Inspector Bissel sat back in his chair almost gasping like a landed carp. She smiled at him and softened her face. Perhaps he was a lost boy who needed a friend?
“OK, explain yourself.”
“The guy I stopped was not the thief, so we can forget that, and no one can prove otherwise. Mr Muswell runs a shady business with illegal slave labor and I told him I was aware of it. He told me to f**k off and mind my own business and I told him to f**k off in equal terms. He’s not a man to stand up to if you don’t want a fight. He doesn’t want me on his case, so he’s decided to fit me up with some lies to get me off his back. He hopes you’re going to fall for it. You’re young and green and he’ll make bullets for you to fire at your own troops.”
“This is outrageous, constable. I imagine you’ve filed all the necessary reports detailing all your suspicions about slave labor.”

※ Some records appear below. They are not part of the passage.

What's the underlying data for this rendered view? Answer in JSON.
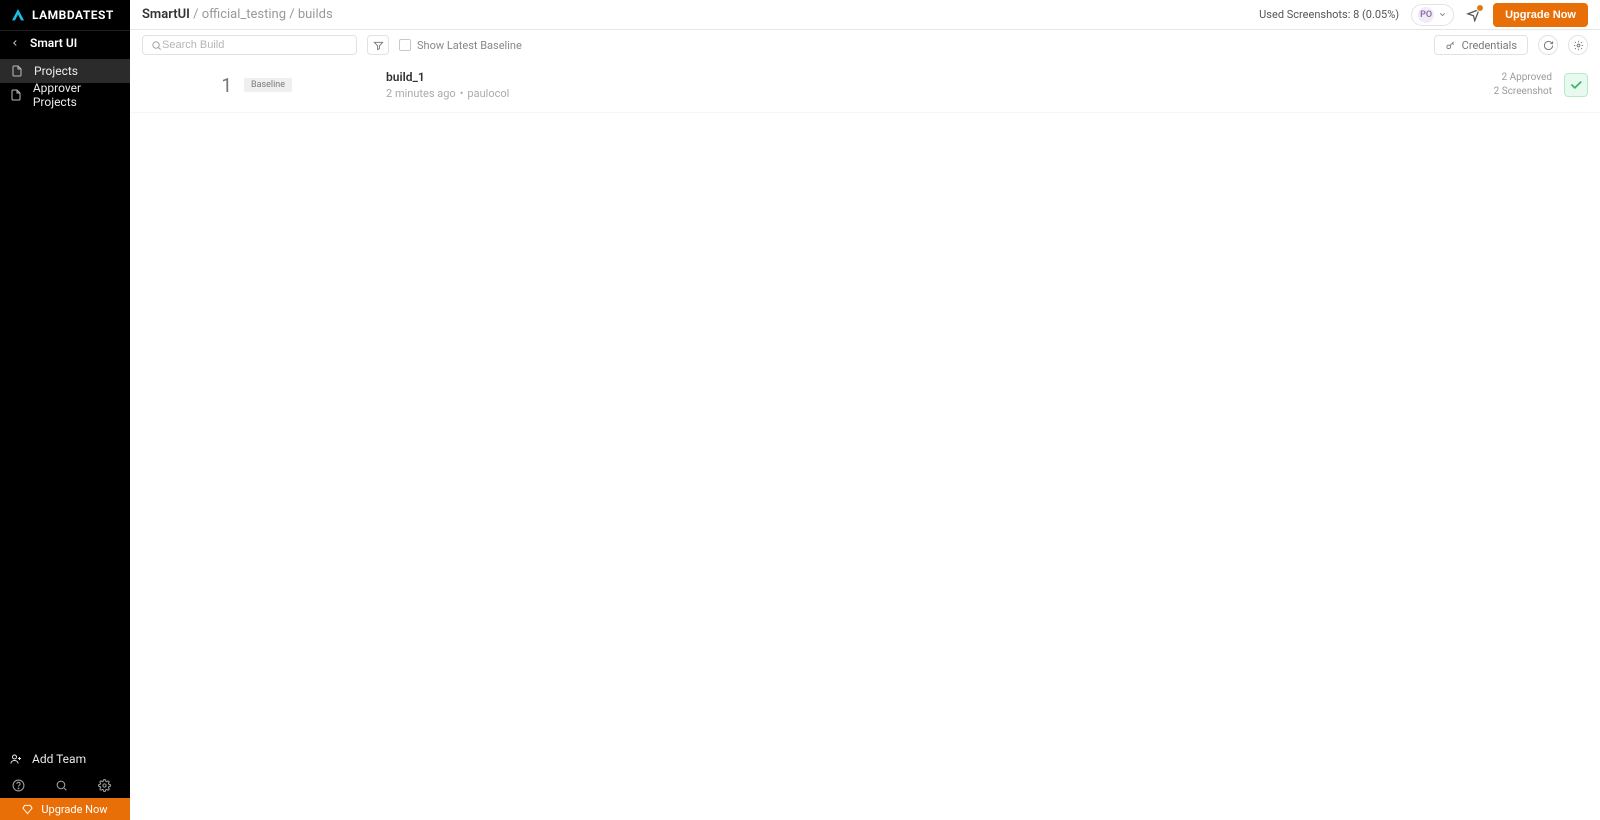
{
  "brand": {
    "name": "LAMBDATEST"
  },
  "sidebar": {
    "title": "Smart UI",
    "nav": [
      {
        "label": "Projects"
      },
      {
        "label": "Approver Projects"
      }
    ],
    "add_team_label": "Add Team",
    "upgrade_label": "Upgrade Now"
  },
  "breadcrumbs": {
    "root": "SmartUI",
    "sep1": " / ",
    "project": "official_testing",
    "sep2": " / ",
    "leaf": "builds"
  },
  "header": {
    "usage_text": "Used Screenshots: 8 (0.05%)",
    "avatar_initials": "PO",
    "upgrade_label": "Upgrade Now"
  },
  "toolbar": {
    "search_placeholder": "Search Build",
    "baseline_label": "Show Latest Baseline",
    "credentials_label": "Credentials"
  },
  "builds": [
    {
      "index": "1",
      "tag": "Baseline",
      "name": "build_1",
      "time": "2 minutes ago",
      "author": "paulocol",
      "approved_text": "2 Approved",
      "screenshot_text": "2 Screenshot"
    }
  ]
}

“I’ve just filed it now, sir.”
“But you did not submit an intelligence report.”
“No. I went home and drank a bottle of wine instead.”

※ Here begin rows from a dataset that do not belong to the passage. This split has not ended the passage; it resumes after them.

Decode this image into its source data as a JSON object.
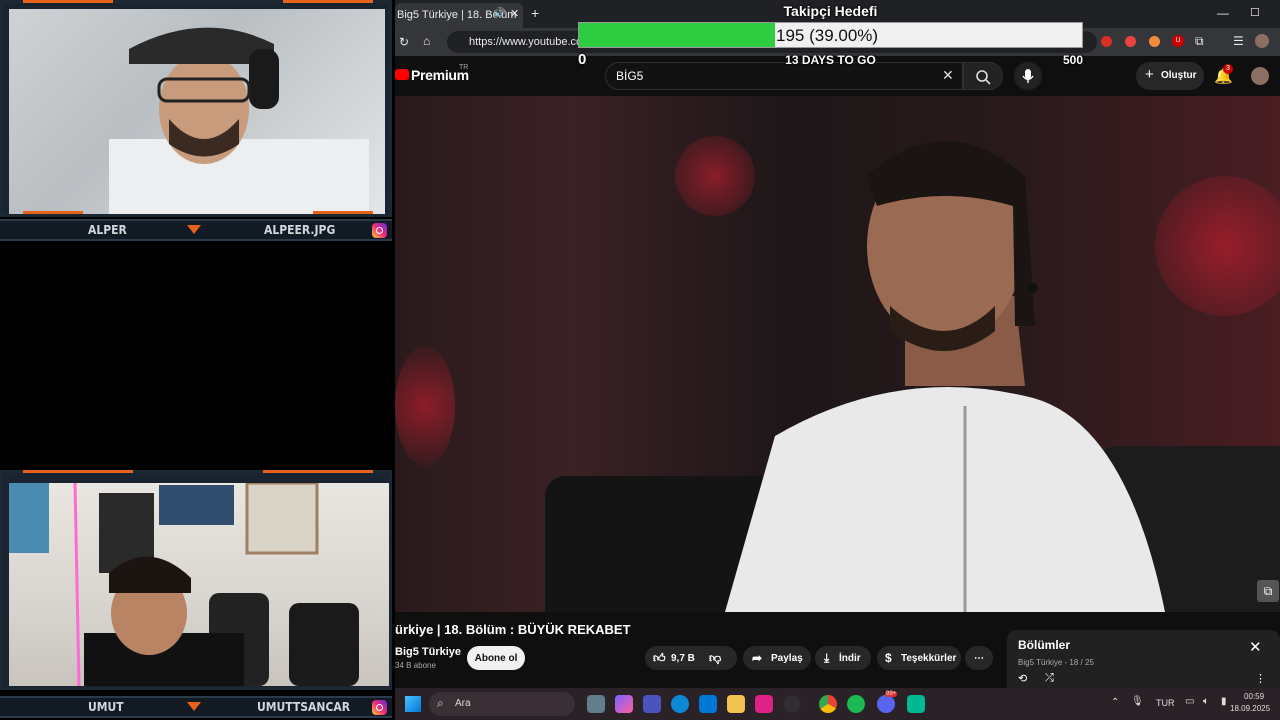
{
  "cams": {
    "top": {
      "name_left": "ALPER",
      "name_right": "ALPEER.JPG"
    },
    "bottom": {
      "name_left": "UMUT",
      "name_right": "UMUTTSANCAR"
    }
  },
  "browser": {
    "tab_title": "Big5 Türkiye | 18. Bölüm",
    "url": "https://www.youtube.com",
    "extension_badge": "0"
  },
  "youtube": {
    "brand": "Premium",
    "brand_sup": "TR",
    "search_value": "BİG5",
    "create_label": "Oluştur",
    "notif_count": "3",
    "video_title": "ürkiye | 18. Bölüm : BÜYÜK REKABET",
    "channel": "Big5 Türkiye",
    "subscribers": "34 B abone",
    "subscribe_label": "Abone ol",
    "likes": "9,7 B",
    "share_label": "Paylaş",
    "download_label": "İndir",
    "thanks_label": "Teşekkürler",
    "playlist_title": "Bölümler",
    "playlist_sub": "Big5 Türkiye - 18 / 25"
  },
  "goal_overlay": {
    "title": "Takipçi Hedefi",
    "current": "195 (39.00%)",
    "progress": 0.39,
    "min": "0",
    "max": "500",
    "days": "13 DAYS TO GO",
    "colors": {
      "fill": "#2ecc40",
      "track": "#f0f0f0"
    }
  },
  "taskbar": {
    "search_placeholder": "Ara",
    "lang": "TUR",
    "time": "00:59",
    "date": "18.09.2025",
    "discord_badge": "99+"
  }
}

“You give me no option but to pass this file up to the formal complaints bureau for investigation. We still have the option to resolve this locally.”
“How?”
“You concede that you made an error and did not follow proper procedures.”
“With respect, sir, you can f**k right off. Look, let’s get the resources to nail this prick for exploiting those poor souls. We all know the hoods who supply them.”
“Do we?”
“Look, you’re as green as the f*****g Serpentine Lake. The local end is the McCarthy boys. They do the delivery and enforcement for Russian thugs and I mean real murderous bastards. I mean people who cut your d**k off and make you eat it.”
“How do you know this?”
“We all know. Every toe-rag knows the McCarthy boys. This Max Muswell is tough and has a heart of stone, but he can’t get them off his back. You, inspector, could make a name for yourself by wiping your a*s with that report and getting some resources to go to war with this lot.”
“To defeat the Russian Mafia, a bunch of racketeers, and a semi-celebrity billionaire business man like Max Muswell?”
“Yeah, and anyone else who pops up as a target.”
“I note your comments of course, but I’m afraid I must follow complaints procedures. I hereby serve you with a copy of the complaint and ask you if you have any formal comment. You do not have to say anything but anything you do say….”
“Yeah, blah, blah, blah, sir. Last thing while I’m here. I propose to arrest the depot manager for attempting to bribe a police officer.”
“How?”
“He offered me a whole sack of brussel sprouts if I might care to join him in his love nest.”
Inspector Bissel avoided eye contact.
“Can you prove it?”
“Not exactly, just like they can’t prove the guy I stopped was the thief. I know it and you know it.”
“I order you not to arrest this man. It could look like a reprisal.”
“That’s fine, sir. I’ll bring that up when I’m interviewed by the Complaints Bureau detectives. In the meantime, what shall I do about the hungry slaves and the Russian Mafia?”
“Constable, I can’t lift the lid on something like that.”
“There you are then. Max Muswell got what he wanted. Nice to talk to you, sir.”